RESOLUTION DE L’ASSEMBLEE GENERALE DE LA FASE DES 23/24 JANVIER 2010 SUR LES ELECTIONS RÉGIONALES

Dès sa création, la Fédération a affirmé comme l’un de ses objectifs l’unité la plus large de la gauche de transformation sociale et écologique lors des élections. Si cette question n’épuise pas, loin s’en faut, la question centrale de la création d’une nouvelle force politique de transformation sociale et écologique, cette unité est à nos yeux une condition pour résorber le fossé existant entre la colère sociale et l’expression politique. Seule cette unité-là, ouverte à la multitude des mouvements sociaux, peut permettre de contester efficacement et durablement la domination du social-libéralisme sur la gauche, elle est déterminante pour résister aux régressions sociales et démocratiques aujourd’hui mises en œuvre par Sarkozy et son gouvernement et pour qu’émerge un autre projet politique, alternatif au capitalisme.

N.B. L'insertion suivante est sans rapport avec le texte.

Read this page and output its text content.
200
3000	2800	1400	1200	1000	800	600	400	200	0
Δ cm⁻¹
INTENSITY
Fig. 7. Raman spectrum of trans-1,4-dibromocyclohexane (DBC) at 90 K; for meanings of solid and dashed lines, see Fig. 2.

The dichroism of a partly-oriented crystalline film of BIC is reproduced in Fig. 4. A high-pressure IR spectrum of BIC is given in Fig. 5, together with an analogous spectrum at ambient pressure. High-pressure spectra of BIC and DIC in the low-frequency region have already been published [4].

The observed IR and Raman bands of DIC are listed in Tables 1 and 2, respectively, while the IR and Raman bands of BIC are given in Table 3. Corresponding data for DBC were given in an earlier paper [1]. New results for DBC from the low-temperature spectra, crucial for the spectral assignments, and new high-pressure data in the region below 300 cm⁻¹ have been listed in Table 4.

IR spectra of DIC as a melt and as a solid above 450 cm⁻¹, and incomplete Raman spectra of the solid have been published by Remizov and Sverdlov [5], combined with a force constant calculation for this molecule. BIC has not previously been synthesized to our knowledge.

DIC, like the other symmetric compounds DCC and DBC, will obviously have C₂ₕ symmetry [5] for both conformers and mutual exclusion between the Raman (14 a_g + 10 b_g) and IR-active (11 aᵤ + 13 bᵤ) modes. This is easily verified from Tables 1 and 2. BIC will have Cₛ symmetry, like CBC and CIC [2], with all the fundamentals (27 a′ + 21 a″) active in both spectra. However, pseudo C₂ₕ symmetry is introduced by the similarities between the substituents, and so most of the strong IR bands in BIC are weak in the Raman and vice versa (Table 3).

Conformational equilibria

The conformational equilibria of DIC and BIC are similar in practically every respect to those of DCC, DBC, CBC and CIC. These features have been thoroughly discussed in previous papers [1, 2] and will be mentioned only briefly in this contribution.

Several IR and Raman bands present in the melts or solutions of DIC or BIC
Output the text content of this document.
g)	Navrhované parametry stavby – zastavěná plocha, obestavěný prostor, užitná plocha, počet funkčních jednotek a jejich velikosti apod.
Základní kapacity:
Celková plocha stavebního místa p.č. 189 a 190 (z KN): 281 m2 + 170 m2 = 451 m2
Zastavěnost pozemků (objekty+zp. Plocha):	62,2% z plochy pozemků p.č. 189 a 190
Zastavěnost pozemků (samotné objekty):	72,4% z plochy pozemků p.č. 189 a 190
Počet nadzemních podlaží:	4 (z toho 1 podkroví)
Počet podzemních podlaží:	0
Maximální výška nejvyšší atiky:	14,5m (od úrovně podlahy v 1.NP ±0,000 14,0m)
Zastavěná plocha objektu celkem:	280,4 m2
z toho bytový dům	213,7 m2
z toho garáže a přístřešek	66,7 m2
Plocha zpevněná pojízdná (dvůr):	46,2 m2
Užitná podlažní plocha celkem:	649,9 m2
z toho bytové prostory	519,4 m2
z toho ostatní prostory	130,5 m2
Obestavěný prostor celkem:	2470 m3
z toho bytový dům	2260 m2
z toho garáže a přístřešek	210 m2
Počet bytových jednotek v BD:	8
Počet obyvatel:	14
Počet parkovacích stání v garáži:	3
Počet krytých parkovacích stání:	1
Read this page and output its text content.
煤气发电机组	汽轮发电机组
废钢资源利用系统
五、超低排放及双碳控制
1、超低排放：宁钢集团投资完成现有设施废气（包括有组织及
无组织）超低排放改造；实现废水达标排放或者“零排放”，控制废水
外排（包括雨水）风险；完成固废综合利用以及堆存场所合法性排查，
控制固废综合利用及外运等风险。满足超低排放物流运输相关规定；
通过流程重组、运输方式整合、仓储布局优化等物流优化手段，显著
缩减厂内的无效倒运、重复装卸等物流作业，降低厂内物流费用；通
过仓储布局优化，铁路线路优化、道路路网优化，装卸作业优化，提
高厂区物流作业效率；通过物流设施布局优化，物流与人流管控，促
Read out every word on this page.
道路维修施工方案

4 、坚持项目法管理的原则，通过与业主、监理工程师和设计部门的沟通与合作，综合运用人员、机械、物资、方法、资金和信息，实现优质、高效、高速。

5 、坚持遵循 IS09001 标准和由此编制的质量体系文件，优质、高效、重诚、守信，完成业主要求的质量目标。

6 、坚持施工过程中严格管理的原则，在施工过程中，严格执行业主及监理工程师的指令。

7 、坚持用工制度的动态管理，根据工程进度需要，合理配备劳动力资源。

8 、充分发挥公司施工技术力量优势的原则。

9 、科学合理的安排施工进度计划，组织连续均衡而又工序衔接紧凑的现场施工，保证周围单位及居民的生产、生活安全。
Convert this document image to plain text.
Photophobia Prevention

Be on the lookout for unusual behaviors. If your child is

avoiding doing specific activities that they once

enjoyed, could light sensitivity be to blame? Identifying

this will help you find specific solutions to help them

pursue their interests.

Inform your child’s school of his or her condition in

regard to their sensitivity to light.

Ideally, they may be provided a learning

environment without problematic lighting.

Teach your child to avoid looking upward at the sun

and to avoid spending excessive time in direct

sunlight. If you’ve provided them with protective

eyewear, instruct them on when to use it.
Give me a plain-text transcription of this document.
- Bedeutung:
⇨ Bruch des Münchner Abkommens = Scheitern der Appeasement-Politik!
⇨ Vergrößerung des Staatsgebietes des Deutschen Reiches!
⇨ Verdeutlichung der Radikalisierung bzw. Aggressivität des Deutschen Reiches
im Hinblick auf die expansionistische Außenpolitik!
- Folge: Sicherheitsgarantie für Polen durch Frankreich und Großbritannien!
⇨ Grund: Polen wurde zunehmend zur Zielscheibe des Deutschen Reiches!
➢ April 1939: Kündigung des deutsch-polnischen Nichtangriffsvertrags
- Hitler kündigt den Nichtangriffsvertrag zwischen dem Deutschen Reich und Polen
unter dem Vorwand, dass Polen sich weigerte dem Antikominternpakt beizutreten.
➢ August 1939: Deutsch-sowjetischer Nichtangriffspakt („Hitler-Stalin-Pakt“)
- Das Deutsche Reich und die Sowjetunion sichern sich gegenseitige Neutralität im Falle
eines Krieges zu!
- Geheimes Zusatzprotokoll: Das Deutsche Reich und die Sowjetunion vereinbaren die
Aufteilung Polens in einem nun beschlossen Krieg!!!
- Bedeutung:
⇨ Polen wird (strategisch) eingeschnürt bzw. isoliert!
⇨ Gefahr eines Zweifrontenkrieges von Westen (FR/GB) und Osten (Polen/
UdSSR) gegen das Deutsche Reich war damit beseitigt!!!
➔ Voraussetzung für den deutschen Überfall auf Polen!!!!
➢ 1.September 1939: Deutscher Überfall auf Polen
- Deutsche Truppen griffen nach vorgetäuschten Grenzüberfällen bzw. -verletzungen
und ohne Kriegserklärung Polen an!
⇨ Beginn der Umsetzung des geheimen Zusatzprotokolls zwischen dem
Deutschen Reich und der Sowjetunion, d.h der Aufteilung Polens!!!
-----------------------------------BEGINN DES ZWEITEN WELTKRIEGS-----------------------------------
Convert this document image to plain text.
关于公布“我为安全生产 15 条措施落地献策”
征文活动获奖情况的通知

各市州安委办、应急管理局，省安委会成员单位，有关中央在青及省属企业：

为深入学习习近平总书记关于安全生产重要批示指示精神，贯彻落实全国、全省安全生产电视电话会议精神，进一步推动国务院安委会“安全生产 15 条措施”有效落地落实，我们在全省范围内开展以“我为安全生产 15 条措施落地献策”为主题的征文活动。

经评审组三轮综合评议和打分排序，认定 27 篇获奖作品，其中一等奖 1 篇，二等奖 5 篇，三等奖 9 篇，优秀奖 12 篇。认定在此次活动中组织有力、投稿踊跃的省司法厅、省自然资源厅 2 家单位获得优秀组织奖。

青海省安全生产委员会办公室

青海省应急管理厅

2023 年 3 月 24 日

Dans la perspective des élections régionales de mars 2010, la FASE s’est donc donné comme objectif la convergence de toute la gauche de transformation sociale et écologique.
Ainsi, dès l’été, nous avons répondu positivement à toutes les propositions qui allaient dans le sens de cette unité :
- dès le mois d’août 2009, accord pour participer aux rencontres nationales initiées par le PCF sur le contenu des programmes pour les régions ;
- participation à toutes les rencontres initiées par le NPA, qui invitait toutes les forces de la gauche de gauche pour aller plus loin dans la constitution de listes communes ;
- ces rencontres ont débouché sur une déclaration commune, le 28 septembre 2009, affirmant : « Les forces qui composent la gauche antilibérale ont le devoir de tout faire pour battre la droite et offrir une autre voie, un débouché politique qui permette de mettre en œuvre un programme traduisant dans les régions les exigences populaires issues des mobilisations » ;
- la décision du PCF de participer aux régionales dans un large rassemblement indépendant du PS dans la plupart des régions nous a, cet automne, donné espoir.
L’obstacle principal à l’unité large a résidé dans les rapports entre le PCF et le NPA.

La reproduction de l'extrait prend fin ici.